September 27, 2011: Mo mails 15 packages from West Des Moines to himself at a Florida address. Together the packages weigh almost 350 pounds and incur shipping charges of $1,152.97.

February 15, 2012: Mo uses an alias (“Hougang Wu”) at Pioneer’s Carver Campus in Johnston during a tour with other visitors. Hours later an FBI surveillance team finds him touring a Monsanto research facility in Ankeny. That evening, Mo attends a state dinner hosted by Governor Terry Branstad for China’s Vice President.

April 26, 2012: FBI agents observe Mo spending time at a farm in Monee, Illinois. Later investigation would show that the same parcel of land belongs to Chinese firm Kings Nower Seed, who bought it for $600,000 the previous month. Mo is believed to be an employee of Kings Nower Seed’s parent company, DBN Group.

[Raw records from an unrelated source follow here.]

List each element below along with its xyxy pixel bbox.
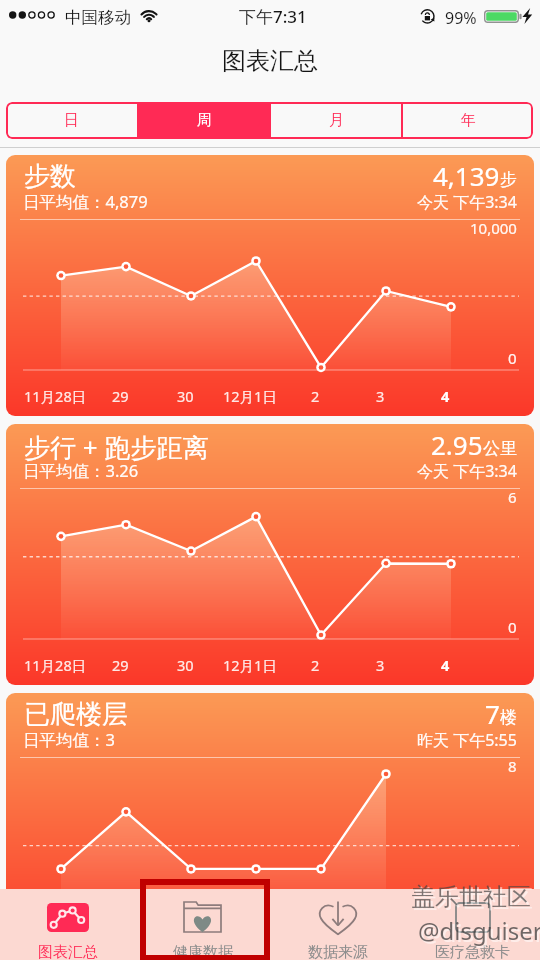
staticText: 图表汇总 [222, 46, 318, 76]
staticText: 步 [500, 169, 517, 190]
staticText: 0 [508, 617, 517, 637]
staticText: 今天 下午3:34 [417, 191, 517, 213]
staticText: 11月28日 [24, 386, 87, 406]
staticText: 日 [64, 111, 79, 130]
staticText: 11月28日 [24, 655, 87, 675]
staticText: 盖乐世社区 [413, 884, 533, 914]
button[interactable]: 周 [139, 102, 269, 139]
button[interactable]: 日 [6, 102, 137, 139]
staticText: 7 [485, 696, 500, 731]
staticText: 0 [508, 886, 517, 906]
staticText: 3 [376, 386, 385, 406]
staticText: 已爬楼层 [24, 698, 128, 731]
button[interactable]: 步行 + 跑步距离 [6, 424, 534, 685]
staticText: 11月28日 [24, 924, 87, 944]
staticText: 12月1日 [223, 386, 277, 406]
staticText: 下午7:31 [239, 5, 307, 28]
staticText: 年 [461, 111, 476, 130]
staticText: 4 [441, 386, 450, 406]
staticText: 29 [112, 386, 129, 406]
button[interactable]: Health Data [135, 900, 270, 960]
button[interactable]: Chart Summary [0, 900, 135, 960]
button[interactable]: 步数 [6, 155, 534, 416]
staticText: 2 [311, 655, 320, 675]
staticText: 盖乐世社区 [411, 882, 531, 912]
staticText: 昨天 下午5:55 [417, 729, 517, 751]
staticText: 周 [197, 111, 212, 130]
staticText: 医疗急救卡 [435, 943, 510, 960]
staticText: @disguiser [418, 914, 540, 947]
staticText: 99% [445, 7, 477, 29]
staticText: 6 [508, 487, 517, 507]
staticText: 月 [329, 111, 344, 130]
staticText: 图表汇总 [38, 943, 98, 960]
staticText: 0 [508, 348, 517, 368]
staticText: 健康数据 [173, 943, 233, 960]
staticText: 30 [177, 386, 194, 406]
button[interactable]: 月 [271, 102, 401, 139]
staticText: 步行 + 跑步距离 [24, 429, 209, 465]
staticText: 12月1日 [223, 924, 277, 944]
staticText: 4 [441, 924, 450, 944]
staticText: 日平均值：4,879 [23, 190, 148, 213]
staticText: 楼 [500, 707, 517, 728]
staticText: 8 [508, 756, 517, 776]
staticText: 日平均值：3 [23, 728, 115, 751]
staticText: 公里 [483, 438, 517, 459]
staticText: 3 [376, 655, 385, 675]
staticText: @disguiser [420, 916, 540, 949]
staticText: 日平均值：3.26 [23, 459, 139, 482]
staticText: 数据来源 [308, 943, 368, 960]
staticText: 2.95 [431, 427, 483, 462]
staticText: 步数 [24, 160, 76, 193]
staticText: 中国移动 [65, 7, 131, 28]
button[interactable]: Data Sources [270, 900, 405, 960]
staticText: 今天 下午3:34 [417, 460, 517, 482]
staticText: 10,000 [470, 218, 517, 238]
button[interactable]: Medical ID [405, 900, 540, 960]
staticText: 30 [177, 655, 194, 675]
button[interactable]: 已爬楼层 [6, 693, 534, 954]
staticText: 30 [177, 924, 194, 944]
staticText: 12月1日 [223, 655, 277, 675]
staticText: 29 [112, 655, 129, 675]
staticText: 4 [441, 655, 450, 675]
button[interactable]: 年 [403, 102, 533, 139]
staticText: 2 [311, 386, 320, 406]
staticText: 4,139 [433, 158, 500, 193]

May 1, 2012: Mo is seen purchasing six bags of DeKalb (Monsanto) brand corn at MFA Agri Services in Pattonsburg, Missouri, after having done the same with Pioneer corn at Crossroads Ag in Dallas Center the day before. Mo then drives to a storage locker facility near Adel and unloads the seed.

September 30, 2012: US Customs and Border Protection officials discover over 30 Subway napkins, each containing individual corn kernels, as well as rewrapped boxes of microwave popcorn concealing loose corn kernels in the luggage of two other suspects, Ye Jian and Li Shaoming, both of whom were awaiting a China-bound plane in Chicago’s O’Hare International Airport.

According to Betten’s affidavit, Pioneer executives estimate possible costs from the loss of an inbred seed line at 5-8 years of research and at least $30-$40 million in revenue.

Iowa Agriculture Secretary Bill Northey says he’s awaiting the Chinese government’s response to the allegations of agricultural espionage.

“One of the ways to prove that they respect property rights,” Northey says, “would be to completely cooperate with this investigation, and to help the FBI and others.”

Northey says the Iowa Department of Agriculture is not involved in the investigation of Mo’s activities.